Liberals had already brought about drastically reduced clerical privileges in the Mexican Constitution of 1917; its somewhat draconian measures were neither fully enforced nor fully resisted, but initiated a period where the two hostile institutions rudely grappled for their respective spheres of influence on the ground.

Calles was the rudest grappler of all, and his 1926 Calles Law pushed for anti-clericalism stricter than the letter of the constitution … and sparked armed resistance.

It was an exceptionally dirty war with routine summary executions on both sides and thousands of Catholic refugees — a dangerous environment for any priest with legal sanctions against basically every practice of the vocation. (Photos of Cristeros, some in heroic resistance and others in grisly martyrdom, can be eyeballed here.)

Pro, a Jesuit who like many was forced underground, was under state surveillance and got picked up in the aftermath of an assassination attempt against a prominent politician. He was chosen to make an example of — without an actual trial, possibly because there’s no actual reason to think he was involved in the bombing.
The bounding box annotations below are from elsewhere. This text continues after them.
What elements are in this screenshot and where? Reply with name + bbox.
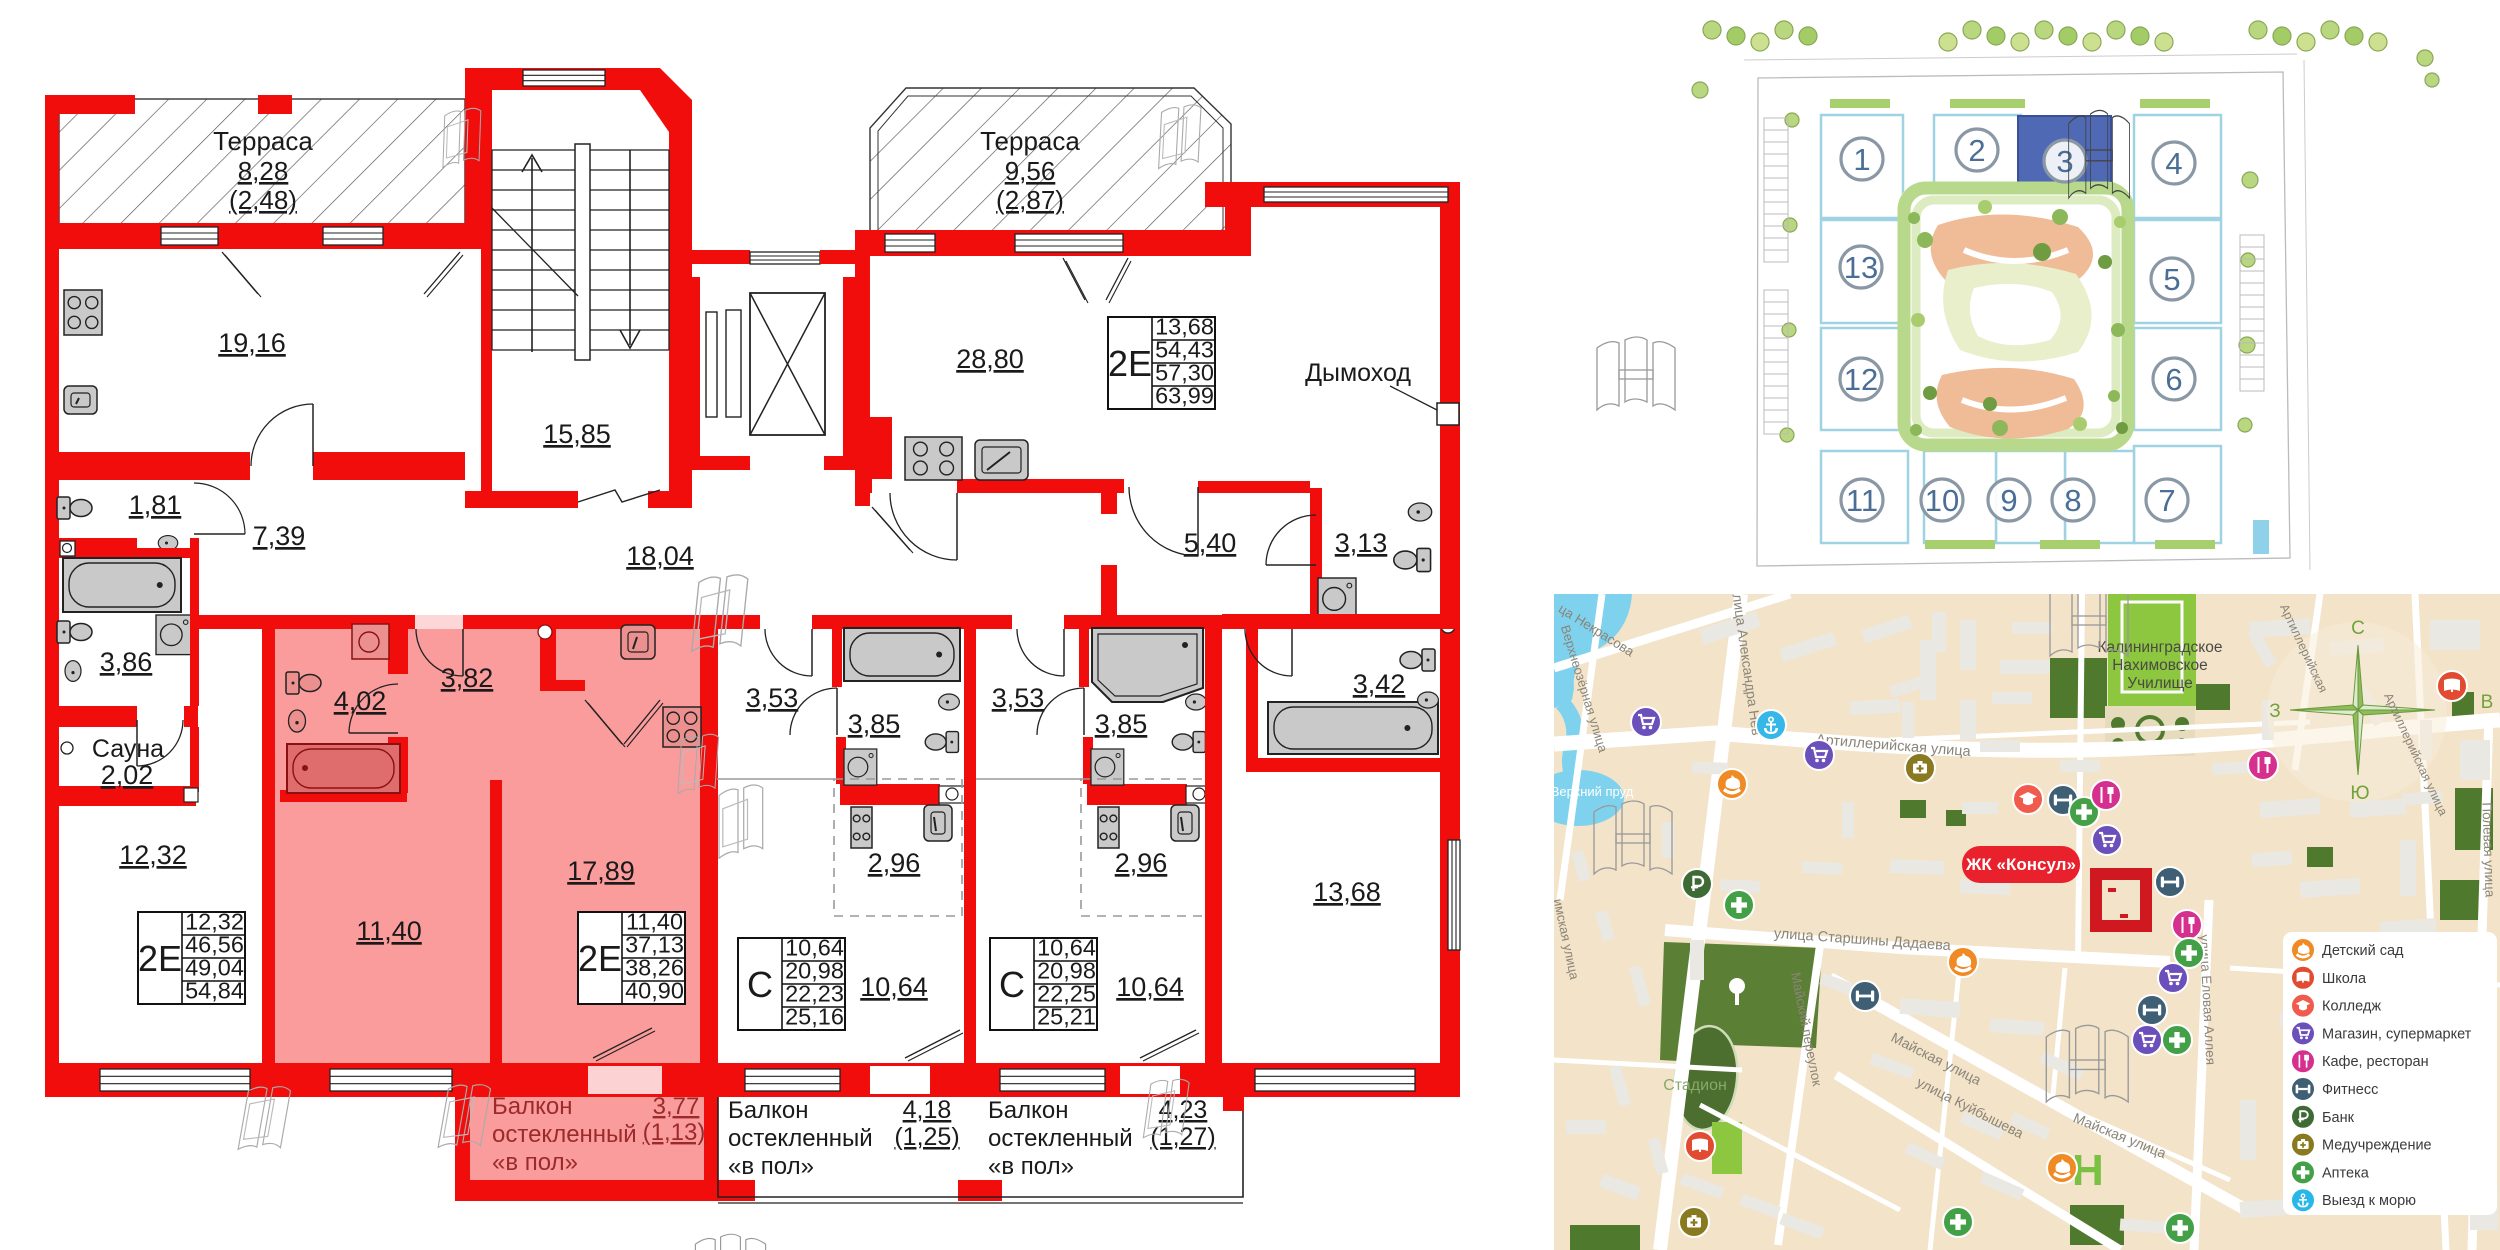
svg-text:2Е: 2Е xyxy=(138,938,182,979)
svg-text:19,16: 19,16 xyxy=(218,328,286,358)
svg-text:Аптека: Аптека xyxy=(2322,1165,2370,1181)
svg-text:63,99: 63,99 xyxy=(1155,383,1214,409)
svg-text:25,21: 25,21 xyxy=(1037,1004,1096,1030)
svg-text:«в пол»: «в пол» xyxy=(492,1149,578,1176)
svg-text:Балкон: Балкон xyxy=(492,1093,572,1120)
svg-text:Калининградское: Калининградское xyxy=(2097,639,2222,656)
svg-text:7: 7 xyxy=(2158,483,2175,518)
svg-text:17,89: 17,89 xyxy=(567,856,635,886)
svg-text:9,56: 9,56 xyxy=(1005,156,1056,186)
svg-text:«в пол»: «в пол» xyxy=(988,1153,1074,1180)
svg-text:С: С xyxy=(747,964,773,1005)
svg-text:3: 3 xyxy=(2056,144,2073,179)
svg-text:2,02: 2,02 xyxy=(101,760,154,790)
svg-text:Верхний пруд: Верхний пруд xyxy=(1554,784,1634,799)
svg-text:10: 10 xyxy=(1925,483,1959,518)
svg-text:10,64: 10,64 xyxy=(860,972,928,1002)
svg-text:Стадион: Стадион xyxy=(1663,1077,1727,1094)
svg-text:8,28: 8,28 xyxy=(238,156,289,186)
svg-text:остекленный: остекленный xyxy=(492,1121,637,1148)
svg-text:1,81: 1,81 xyxy=(129,490,182,520)
svg-text:12,32: 12,32 xyxy=(119,840,187,870)
svg-text:(2,48): (2,48) xyxy=(229,185,297,215)
svg-text:3,85: 3,85 xyxy=(848,709,901,739)
svg-text:10,64: 10,64 xyxy=(1116,972,1184,1002)
svg-text:2,96: 2,96 xyxy=(1115,848,1168,878)
svg-text:Ю: Ю xyxy=(2350,783,2369,804)
svg-text:З: З xyxy=(2269,701,2280,722)
svg-text:Терраса: Терраса xyxy=(980,126,1080,156)
svg-text:Выезд к морю: Выезд к морю xyxy=(2322,1193,2416,1209)
svg-text:«в пол»: «в пол» xyxy=(728,1153,814,1180)
svg-text:25,16: 25,16 xyxy=(785,1004,844,1030)
svg-text:Балкон: Балкон xyxy=(988,1097,1068,1124)
svg-text:3,53: 3,53 xyxy=(746,683,799,713)
svg-text:15,85: 15,85 xyxy=(543,419,611,449)
svg-text:3,42: 3,42 xyxy=(1353,669,1406,699)
svg-text:8: 8 xyxy=(2064,483,2081,518)
svg-text:5,40: 5,40 xyxy=(1184,528,1237,558)
svg-text:3,13: 3,13 xyxy=(1335,528,1388,558)
svg-text:4,18: 4,18 xyxy=(903,1096,952,1124)
svg-text:Школа: Школа xyxy=(2322,971,2367,987)
svg-text:3,82: 3,82 xyxy=(441,663,494,693)
svg-text:4,02: 4,02 xyxy=(334,686,387,716)
svg-text:Фитнесс: Фитнесс xyxy=(2322,1082,2378,1098)
svg-text:12: 12 xyxy=(1844,362,1878,397)
svg-text:2: 2 xyxy=(1968,133,1985,168)
svg-text:Медучреждение: Медучреждение xyxy=(2322,1138,2432,1154)
svg-text:ЖК «Консул»: ЖК «Консул» xyxy=(1965,855,2076,874)
svg-text:40,90: 40,90 xyxy=(625,978,684,1004)
svg-text:7,39: 7,39 xyxy=(253,521,306,551)
svg-text:11: 11 xyxy=(1846,483,1878,518)
svg-text:2Е: 2Е xyxy=(578,938,622,979)
svg-text:4: 4 xyxy=(2165,146,2182,181)
svg-text:Училище: Училище xyxy=(2127,675,2192,692)
svg-text:1: 1 xyxy=(1853,142,1870,177)
svg-text:3,77: 3,77 xyxy=(653,1093,700,1120)
svg-text:28,80: 28,80 xyxy=(956,344,1024,374)
svg-text:Сауна: Сауна xyxy=(92,735,164,763)
svg-text:остекленный: остекленный xyxy=(728,1125,873,1152)
svg-text:2,96: 2,96 xyxy=(868,848,921,878)
svg-text:5: 5 xyxy=(2163,262,2180,297)
svg-text:13,68: 13,68 xyxy=(1313,877,1381,907)
svg-text:Детский сад: Детский сад xyxy=(2322,943,2404,959)
svg-text:Нахимовское: Нахимовское xyxy=(2112,657,2208,674)
svg-text:остекленный: остекленный xyxy=(988,1125,1133,1152)
svg-text:3,85: 3,85 xyxy=(1095,709,1148,739)
svg-text:3,86: 3,86 xyxy=(100,647,153,677)
svg-text:(1,25): (1,25) xyxy=(894,1123,959,1151)
svg-text:13: 13 xyxy=(1844,250,1878,285)
svg-text:(1,13): (1,13) xyxy=(643,1119,706,1146)
svg-text:Магазин, супермаркет: Магазин, супермаркет xyxy=(2322,1026,2472,1042)
svg-text:3,53: 3,53 xyxy=(992,683,1045,713)
svg-text:Балкон: Балкон xyxy=(728,1097,808,1124)
svg-text:Колледж: Колледж xyxy=(2322,999,2381,1015)
svg-text:18,04: 18,04 xyxy=(626,541,694,571)
svg-text:Терраса: Терраса xyxy=(213,126,313,156)
svg-text:В: В xyxy=(2481,692,2494,713)
svg-text:Кафе, ресторан: Кафе, ресторан xyxy=(2322,1054,2429,1070)
svg-text:С: С xyxy=(2351,618,2365,639)
svg-text:С: С xyxy=(999,964,1025,1005)
svg-text:2Е: 2Е xyxy=(1108,343,1152,384)
svg-text:(2,87): (2,87) xyxy=(996,185,1064,215)
svg-text:Банк: Банк xyxy=(2322,1110,2355,1126)
svg-text:11,40: 11,40 xyxy=(356,916,422,946)
svg-text:6: 6 xyxy=(2165,362,2182,397)
svg-text:Дымоход: Дымоход xyxy=(1305,359,1411,387)
svg-text:54,84: 54,84 xyxy=(185,978,244,1004)
svg-text:9: 9 xyxy=(2000,483,2017,518)
svg-text:4,23: 4,23 xyxy=(1159,1096,1208,1124)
Looking at these pictures of Pro’s last moments, it’s hard to believe that they were taken and circulated at government direction to cow the Cristero movement. Fail.


Led out to execution in a police courtyard. The place of his death today is (bizarrely) Calle Loteria Nacional.


Calmly at prayer before his death, under the eye of the firing squad commander.


Pro himself refused a blindfold. But why state authorities carrying out the execution with an eye towards public relations would allow him to die in this pose is anyone’s guess.


He blessed and forgave the firing squad, of course.


Just beginning to topple at the moment the bullets struck him.


Like many firing squad executions, this one failed to kill its victim with the ceremonial volley. Pro was finished off with a coup de grace.

Calles was simultaneously — the key measures were also enacted in 1926 — involved in a confrontation with the United States over oil rights, a situation that came to the brink of war, with Washington saber-rattling about “Soviet Mexico”. It’s tempting to wonder whether the two situations weren’t related, especially since the new American ambassador* who had arrived only the month before Pro’s execution would ultimately negotiate both situations’ resolutions.

While the natural resource politics went their separate way, the Mexican Revolution’s anti-clerical strain didn’t so much disappear by negotiation as fade away over decades, with regular new outbreaks.

One thinks of Mexico today as such so staunch a Catholic country that it’s hard to imagine that some of these provisions were only officially repealed in 1998.

As for Pro, he’s welcome in Mexico by now — celebrated by Pope John Paul II who ultimately beatified him, and the inspirational source of this hymn whose refrain is his famous last cry.

There’s a faithful site in his honor here, and apparently a shrine to him in Houston, Texas run by a group pushing for his canonization.

* The American ambassador in question, Dwight Morrow, invited Charles Lindbergh on a goodwill tour to Mexico, where the aviator would meet the diplomat’s daughter not long after Miguel Pro’s martyrdom. Little could Lindbergh and Anne Morrow suspect that their love match would set them on the path to their own famous encounter with capital punishment.